O homem, espantado, sem entender o que sucedia, abriu a caixinha e se deparou com uma dúzia de pequenas bolinhas pretas. “O que é isso? Não compreendo”, queixou-se.

A moça tomou a caixa em mãos e apontou as bolinhas: “Esta aqui é a semente da amizade; esta, da solidariedade; esta, da fidelidade; esta, da generosidade. Se o senhor souber cultivá-las, será um homem feliz.” (páginas 20-22)

Para aqueles que acharem o texto do Frei Betto muito fluido, poderão contentar-se com o escrito por Leonardo Boff. Alertando já de início que “por mais definições que se tenham dado, elas não vão além daquilo que Aristóteles em sua Ética a Nicômaco já explanou.” Ela (a felicidade), sendo um fruto do agir bem e do viver bem, resulta de um modo de vida virtuoso.

Boff vai dar importância ao modo como nos relacionamos com Gaia – a Terra. Porque ela é, raciocina ele, a que nos dá condições de sustentação de vida. Somos seres integradas à natureza. Cita, por exemplo, os astronautas:

“Daqui de cima não há diferença entre Terra e humanidade. Elas formam uma unidade complexa, constituem uma única grande e diversa realidade”. (páginas 62)

E Leonardo Boff conclui daí:

“Se vivermos consoante ao ritmo musical da Terra, se nos afinarmos à sua melodia, se cuidarmos dela com terno afeto, como cuidamos de nossas mães, colheremos o melhor fruto, que é a felicidade.” (página 62)
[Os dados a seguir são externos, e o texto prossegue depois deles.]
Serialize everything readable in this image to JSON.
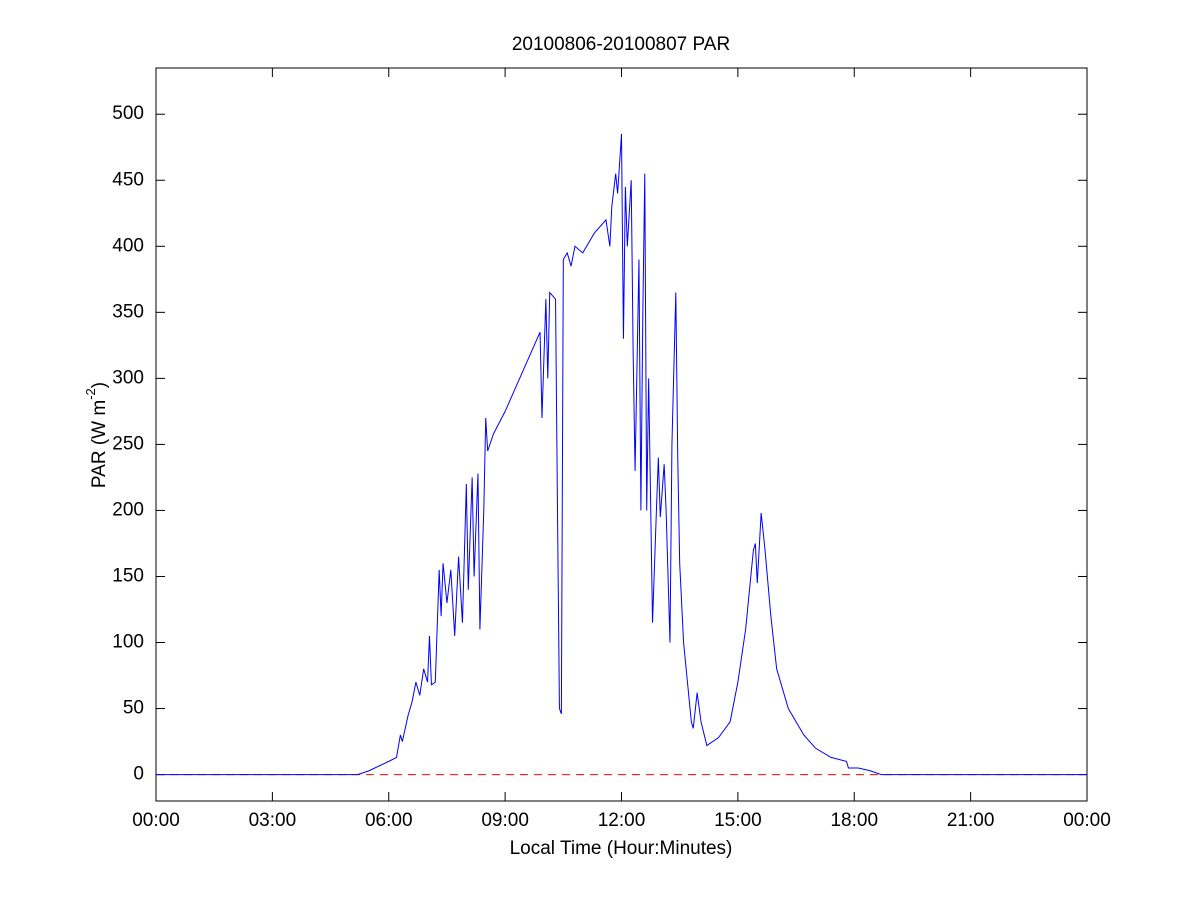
{
  "chart_data": {
    "type": "line",
    "title": "20100806-20100807 PAR",
    "xlabel": "Local Time (Hour:Minutes)",
    "ylabel": [
      "PAR (W m",
      "-2",
      ")"
    ],
    "color": "#0000ff",
    "x": [
      0,
      5.2,
      5.5,
      6.0,
      6.2,
      6.3,
      6.35,
      6.5,
      6.6,
      6.7,
      6.8,
      6.9,
      7.0,
      7.05,
      7.1,
      7.2,
      7.3,
      7.35,
      7.4,
      7.5,
      7.6,
      7.7,
      7.8,
      7.9,
      8.0,
      8.05,
      8.15,
      8.2,
      8.3,
      8.35,
      8.45,
      8.5,
      8.55,
      8.7,
      9.0,
      9.3,
      9.6,
      9.9,
      9.95,
      10.05,
      10.1,
      10.15,
      10.3,
      10.35,
      10.4,
      10.45,
      10.5,
      10.6,
      10.7,
      10.8,
      11.0,
      11.3,
      11.6,
      11.7,
      11.75,
      11.85,
      11.9,
      12.0,
      12.05,
      12.1,
      12.15,
      12.25,
      12.3,
      12.35,
      12.45,
      12.5,
      12.55,
      12.6,
      12.65,
      12.7,
      12.8,
      12.9,
      12.95,
      13.0,
      13.1,
      13.15,
      13.25,
      13.3,
      13.4,
      13.45,
      13.5,
      13.6,
      13.8,
      13.85,
      13.95,
      14.05,
      14.2,
      14.5,
      14.8,
      15.0,
      15.2,
      15.4,
      15.45,
      15.5,
      15.6,
      15.7,
      15.85,
      16.0,
      16.3,
      16.7,
      17.0,
      17.4,
      17.8,
      17.85,
      18.1,
      18.4,
      18.7,
      24
    ],
    "values": [
      0,
      0,
      3,
      10,
      13,
      30,
      25,
      45,
      55,
      70,
      60,
      80,
      70,
      105,
      68,
      70,
      155,
      120,
      160,
      130,
      155,
      105,
      165,
      115,
      220,
      140,
      225,
      150,
      228,
      110,
      200,
      270,
      245,
      258,
      275,
      295,
      315,
      335,
      270,
      360,
      300,
      365,
      360,
      200,
      50,
      46,
      390,
      395,
      385,
      400,
      395,
      410,
      420,
      400,
      430,
      455,
      440,
      485,
      330,
      445,
      400,
      450,
      320,
      230,
      390,
      200,
      350,
      455,
      200,
      300,
      115,
      200,
      240,
      195,
      235,
      200,
      100,
      250,
      365,
      240,
      160,
      100,
      40,
      35,
      62,
      40,
      22,
      28,
      40,
      70,
      110,
      170,
      175,
      145,
      198,
      170,
      120,
      80,
      50,
      30,
      20,
      13,
      10,
      5,
      5,
      3,
      0,
      0
    ],
    "reference_line": {
      "y": 0,
      "color": "#ff0000",
      "style": "dashed"
    },
    "xlim": [
      0,
      24
    ],
    "xticks": [
      {
        "value": 0,
        "label": "00:00"
      },
      {
        "value": 3,
        "label": "03:00"
      },
      {
        "value": 6,
        "label": "06:00"
      },
      {
        "value": 9,
        "label": "09:00"
      },
      {
        "value": 12,
        "label": "12:00"
      },
      {
        "value": 15,
        "label": "15:00"
      },
      {
        "value": 18,
        "label": "18:00"
      },
      {
        "value": 21,
        "label": "21:00"
      },
      {
        "value": 24,
        "label": "00:00"
      }
    ],
    "ylim": [
      -20,
      535
    ],
    "yticks": [
      0,
      50,
      100,
      150,
      200,
      250,
      300,
      350,
      400,
      450,
      500
    ],
    "grid": false
  }
}
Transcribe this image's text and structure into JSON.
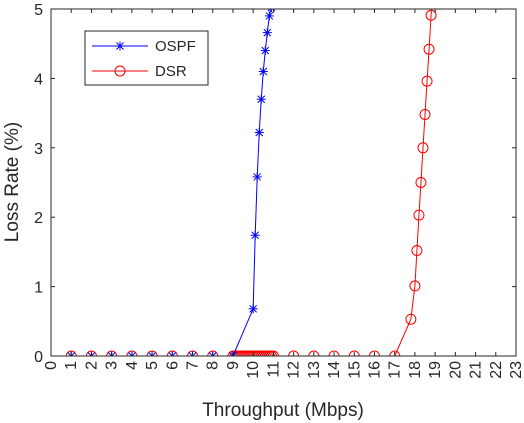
{
  "chart_data": {
    "type": "line",
    "title": "",
    "xlabel": "Throughput (Mbps)",
    "ylabel": "Loss Rate (%)",
    "xlim": [
      0,
      23
    ],
    "ylim": [
      0,
      5
    ],
    "xticks": [
      "0",
      "1",
      "2",
      "3",
      "4",
      "5",
      "6",
      "7",
      "8",
      "9",
      "10",
      "11",
      "12",
      "13",
      "14",
      "15",
      "16",
      "17",
      "18",
      "19",
      "20",
      "21",
      "22",
      "23"
    ],
    "yticks": [
      "0",
      "1",
      "2",
      "3",
      "4",
      "5"
    ],
    "grid": false,
    "legend_position": "top-left",
    "series": [
      {
        "name": "OSPF",
        "color": "#0000ff",
        "marker": "asterisk",
        "x": [
          1,
          2,
          3,
          4,
          5,
          6,
          7,
          8,
          9,
          10,
          10.1,
          10.2,
          10.3,
          10.4,
          10.5,
          10.6,
          10.7,
          10.8,
          10.9,
          11
        ],
        "y": [
          0,
          0,
          0,
          0,
          0,
          0,
          0,
          0,
          0,
          0.68,
          1.74,
          2.58,
          3.22,
          3.7,
          4.1,
          4.4,
          4.66,
          4.9,
          5.02,
          5.15
        ]
      },
      {
        "name": "DSR",
        "color": "#ff0000",
        "marker": "circle",
        "x": [
          1,
          2,
          3,
          4,
          5,
          6,
          7,
          8,
          9,
          9.1,
          9.2,
          9.3,
          9.4,
          9.5,
          9.6,
          9.7,
          9.8,
          9.9,
          10,
          10.1,
          10.2,
          10.3,
          10.4,
          10.5,
          10.6,
          10.7,
          10.8,
          10.9,
          11,
          12,
          13,
          14,
          15,
          16,
          17,
          17.8,
          18,
          18.1,
          18.2,
          18.3,
          18.4,
          18.5,
          18.6,
          18.7,
          18.8,
          18.9
        ],
        "y": [
          0,
          0,
          0,
          0,
          0,
          0,
          0,
          0,
          0,
          0,
          0,
          0,
          0,
          0,
          0,
          0,
          0,
          0,
          0,
          0,
          0,
          0,
          0,
          0,
          0,
          0,
          0,
          0,
          0,
          0,
          0,
          0,
          0,
          0,
          0,
          0.53,
          1.01,
          1.52,
          2.03,
          2.5,
          3.0,
          3.48,
          3.96,
          4.42,
          4.91,
          5.4
        ]
      }
    ]
  }
}
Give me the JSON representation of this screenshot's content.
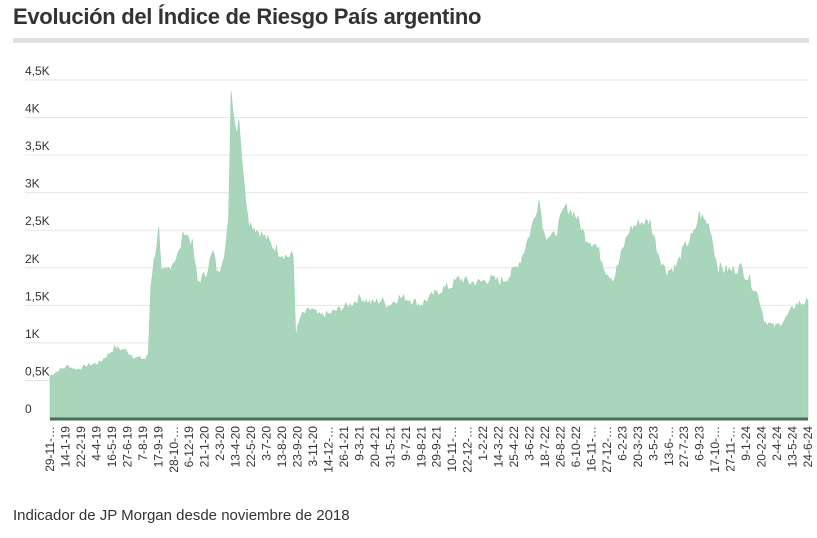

O texto de Mario Sergio Cortella é talvez mais acadêmico, embora, no fundo, essa tentativa de caracterização não diga muita coisa. Cortella nos avisa que a felicidade é circunstancial; somente o alienado é feliz por toda a sua vida. E somente conseguimos nos avaliar como felizes porque fomos, alguma vez, anteriormente, infelizes:

“Felicidade não é um estado contínuo, não pode nem deve sê-lo. E nem seria possível, pois isso colocaria a pessoa próxima do estado de demência. Não se confunda felicidade com euforia. A euforia contínua é um distúrbio mental. Afinal de contas, estamos num mundo onde há atribulações, passos tortos, turbulências, problemas.” (páginas 81/82)

Este não é um livro resumível. Os três autores são talentosos ao lidar com a escrita. Provam por a + b que filosofia não tem que ser uma coisa chata, bocejante. Outra coisa boa de se constatar, com posturas analíticas tão diferentes, esses três amigos dão o exemplo de, como quer Edgar Morin, é possível ser-se diverso na unidade. Três maneiras diferentes de ver o objeto de suas análises resultam num livro coeso, polifônico, mas equilibrado e uno.

A visão de Leonardo Boff, pensei ao concluir o rascunho dessa resenha, me fez lembrar muito da filosofia contida no filme Avatar, do diretor James Cameron. Não é só um filme bem feito esteticamente, mas divulgador da ideia de que todos estamos de algum modo unidos à Gaia. Os Na’Vi são os habitantes do planeta Pandora e vivem em íntima integração com as forças da natureza. Colaboram com elas e delas tiram seu sustento e sua harmonia. O elemento perturbador dessa paz é o homo ambiciosus.  Não é demais lembrar que Jake Sully precisa morrer para a ambição humana para integrar-se à natureza de Pandora, “renascendo” para a harmonia e para o amor de Neytiri. Precisa cumprir a epopeia de uma profecia: a de que o elemento portador do mal também será o elemento restaurador das Forças Harmônicas.

Disse no começo que Felicidade foi-se embora? é uma pequena obra sobre o tema felicidade. Ledo engano! É, na verdade, uma grande obra; suas 130 páginas nos mergulham numa sensação preconceituosa (no sentido de conceito formado antes da experiência em si); os textos são gostosamente densos, vozes de bons pais para filhos, ou seja, com carinho e respeito. Que mais se pode exigir de um livro?


BETTO, Frei; BOFF, Leonardo; CORTELLA, Mario Sergio. Felicidade foi-se embora?. Editora Nobilis/Vozes. Petrópolis, RJ: 2016.